While a number of individuals have argued for an Eurasian origin for Y-DNA E, based on the fact that its sister clade Y-DNA D is predominantly found in Asia, an examination of the phylogeny of Y-DNA E together with the geographic distribution of its currently known branches argues strongly for an African origin for Y-DNA E, rather than a Eurasian one, as do other factors such as the presence of individuals with Y-DNA DE not further distinguished between D or E in both Tibet and Africa.

Many relatively basal branches of Y-DNA E are found almost entirely in Africa and the African diaspora (e.g. African-Americans and Afro-Caribbean populations), while only a couple of relatively young branches of Y-DNA E are found (mostly at moderate frequencies) in parts of Europe and the Near East adjacent to Africa. See, e.g., page 4 of the supplementary materials for the new study. Those branches of Y-DNA E found outside Africa, moreover, are related to each other only via branches of Y-DNA E found only in Africa.

As Wikipedia notes:
E1a and E-M75 are found almost exclusively in Africa. By looking at the major subclade frequencies, five broad regions of Africa can be defined: East, Central, North, Southern and West.
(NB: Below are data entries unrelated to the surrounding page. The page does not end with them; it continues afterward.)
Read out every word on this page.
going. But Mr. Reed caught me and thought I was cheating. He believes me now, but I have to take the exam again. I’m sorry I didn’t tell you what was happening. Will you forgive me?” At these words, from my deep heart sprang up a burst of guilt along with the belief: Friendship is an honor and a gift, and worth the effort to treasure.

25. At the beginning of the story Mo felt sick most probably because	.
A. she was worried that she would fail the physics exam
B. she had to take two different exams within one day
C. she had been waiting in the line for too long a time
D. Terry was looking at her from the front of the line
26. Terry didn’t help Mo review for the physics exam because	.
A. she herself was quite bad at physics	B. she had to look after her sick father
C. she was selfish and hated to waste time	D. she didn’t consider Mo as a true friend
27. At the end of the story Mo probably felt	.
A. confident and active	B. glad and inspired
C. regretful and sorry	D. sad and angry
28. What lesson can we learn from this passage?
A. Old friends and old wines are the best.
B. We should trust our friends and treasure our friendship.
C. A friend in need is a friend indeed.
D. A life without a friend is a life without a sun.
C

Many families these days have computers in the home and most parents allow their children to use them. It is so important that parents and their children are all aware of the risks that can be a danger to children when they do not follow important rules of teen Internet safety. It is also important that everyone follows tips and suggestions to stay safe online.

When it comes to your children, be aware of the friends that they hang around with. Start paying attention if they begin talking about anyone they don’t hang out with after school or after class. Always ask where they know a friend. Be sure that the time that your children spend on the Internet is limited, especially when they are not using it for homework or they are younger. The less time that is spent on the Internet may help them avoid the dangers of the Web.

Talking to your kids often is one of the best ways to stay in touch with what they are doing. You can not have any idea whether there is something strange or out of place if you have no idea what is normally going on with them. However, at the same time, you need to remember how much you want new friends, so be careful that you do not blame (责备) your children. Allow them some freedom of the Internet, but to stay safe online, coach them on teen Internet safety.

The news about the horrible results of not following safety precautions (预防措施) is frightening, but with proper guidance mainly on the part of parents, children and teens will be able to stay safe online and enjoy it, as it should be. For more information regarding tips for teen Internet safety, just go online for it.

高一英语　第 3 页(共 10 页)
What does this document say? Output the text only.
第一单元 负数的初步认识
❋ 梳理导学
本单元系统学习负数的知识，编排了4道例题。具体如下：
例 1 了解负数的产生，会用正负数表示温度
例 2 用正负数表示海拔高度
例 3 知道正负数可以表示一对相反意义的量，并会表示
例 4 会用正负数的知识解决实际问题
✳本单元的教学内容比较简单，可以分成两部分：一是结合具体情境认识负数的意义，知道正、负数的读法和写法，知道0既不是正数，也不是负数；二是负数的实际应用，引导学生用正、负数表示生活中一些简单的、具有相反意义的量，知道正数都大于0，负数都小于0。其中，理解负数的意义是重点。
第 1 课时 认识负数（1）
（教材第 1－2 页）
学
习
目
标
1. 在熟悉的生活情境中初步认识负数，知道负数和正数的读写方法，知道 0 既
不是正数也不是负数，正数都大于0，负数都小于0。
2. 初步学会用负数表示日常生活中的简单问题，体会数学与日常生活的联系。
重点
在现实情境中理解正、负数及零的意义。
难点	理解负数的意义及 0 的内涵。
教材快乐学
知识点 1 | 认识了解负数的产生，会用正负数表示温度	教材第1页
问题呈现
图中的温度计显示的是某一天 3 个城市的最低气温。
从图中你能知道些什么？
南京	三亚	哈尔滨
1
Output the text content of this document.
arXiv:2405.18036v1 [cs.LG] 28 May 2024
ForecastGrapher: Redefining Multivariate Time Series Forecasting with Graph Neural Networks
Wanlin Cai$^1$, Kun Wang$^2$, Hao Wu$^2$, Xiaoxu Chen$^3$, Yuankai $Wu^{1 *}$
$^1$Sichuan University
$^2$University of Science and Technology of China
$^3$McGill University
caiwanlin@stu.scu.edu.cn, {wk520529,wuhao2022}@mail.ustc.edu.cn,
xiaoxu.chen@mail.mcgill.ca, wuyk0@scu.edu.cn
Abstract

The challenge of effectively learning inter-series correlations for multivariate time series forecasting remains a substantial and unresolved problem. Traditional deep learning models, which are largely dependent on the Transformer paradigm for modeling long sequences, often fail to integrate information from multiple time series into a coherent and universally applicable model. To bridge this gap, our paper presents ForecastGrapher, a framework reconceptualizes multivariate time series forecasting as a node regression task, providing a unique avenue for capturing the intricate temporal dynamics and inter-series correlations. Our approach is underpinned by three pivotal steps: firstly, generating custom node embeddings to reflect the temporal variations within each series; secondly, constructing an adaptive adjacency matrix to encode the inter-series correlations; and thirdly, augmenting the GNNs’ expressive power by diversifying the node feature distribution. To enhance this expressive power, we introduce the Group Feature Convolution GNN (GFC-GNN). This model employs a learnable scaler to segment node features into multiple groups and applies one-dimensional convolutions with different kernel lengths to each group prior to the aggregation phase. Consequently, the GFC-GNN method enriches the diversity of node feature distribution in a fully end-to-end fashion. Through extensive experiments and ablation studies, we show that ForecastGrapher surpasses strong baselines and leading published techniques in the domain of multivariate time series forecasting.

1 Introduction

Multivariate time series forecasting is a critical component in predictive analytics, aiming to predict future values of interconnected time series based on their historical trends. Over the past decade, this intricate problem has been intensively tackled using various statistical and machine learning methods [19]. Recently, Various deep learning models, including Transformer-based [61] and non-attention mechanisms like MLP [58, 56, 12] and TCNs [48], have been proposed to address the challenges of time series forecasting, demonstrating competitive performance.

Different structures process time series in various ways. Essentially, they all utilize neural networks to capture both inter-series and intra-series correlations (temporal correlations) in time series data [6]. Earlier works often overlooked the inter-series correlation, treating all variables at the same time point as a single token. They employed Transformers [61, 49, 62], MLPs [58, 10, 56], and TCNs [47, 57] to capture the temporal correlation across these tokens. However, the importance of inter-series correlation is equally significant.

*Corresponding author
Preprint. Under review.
The division can be distinguished by the prevalence of E-V38 in East, Central, Southern and West Africa, E-M78 in East Africa and E-M81 in North Africa. E-V38 is the most prevalent subclade of E in Africa. It is observed at high frequencies in all African regions except the northernmost and easternmost portions of the continent. E-M243 (especially its subclades M78 and M81) is found at high frequencies in North East Africa and North Africa and is the only subclade that is found in Europe and Asia at significant frequencies. E-M243 is common among Afro-Asiatic speakers in the Near East and North Africa as well as among some Nilo-Saharan and Niger–Congo speakers in North East Africa and Sudan. E-M243 is far less common in West, Central, and Southern Africa[.]
It is also unlikely that Y-DNA had origins in Northwest, West, Central or Southern Africa. E-V38, which is most common in these regions, according to the new study, mostly expanded and diversified in the last 15,300 years, making it the youngest major branch of Y-DNA E. Y-DNA E diversity also tends to decline from East to West across North Africa. Instead, East Africa is the likely place of origin of Y-DNA E.

Ethio Helix has some solid analysis of the new data, although his page is hard to read in some browsers.  In particularly, he notes that the study localizes the older part of one of the main branches of Y-DNA E in Northern Ethiopia and Sudan.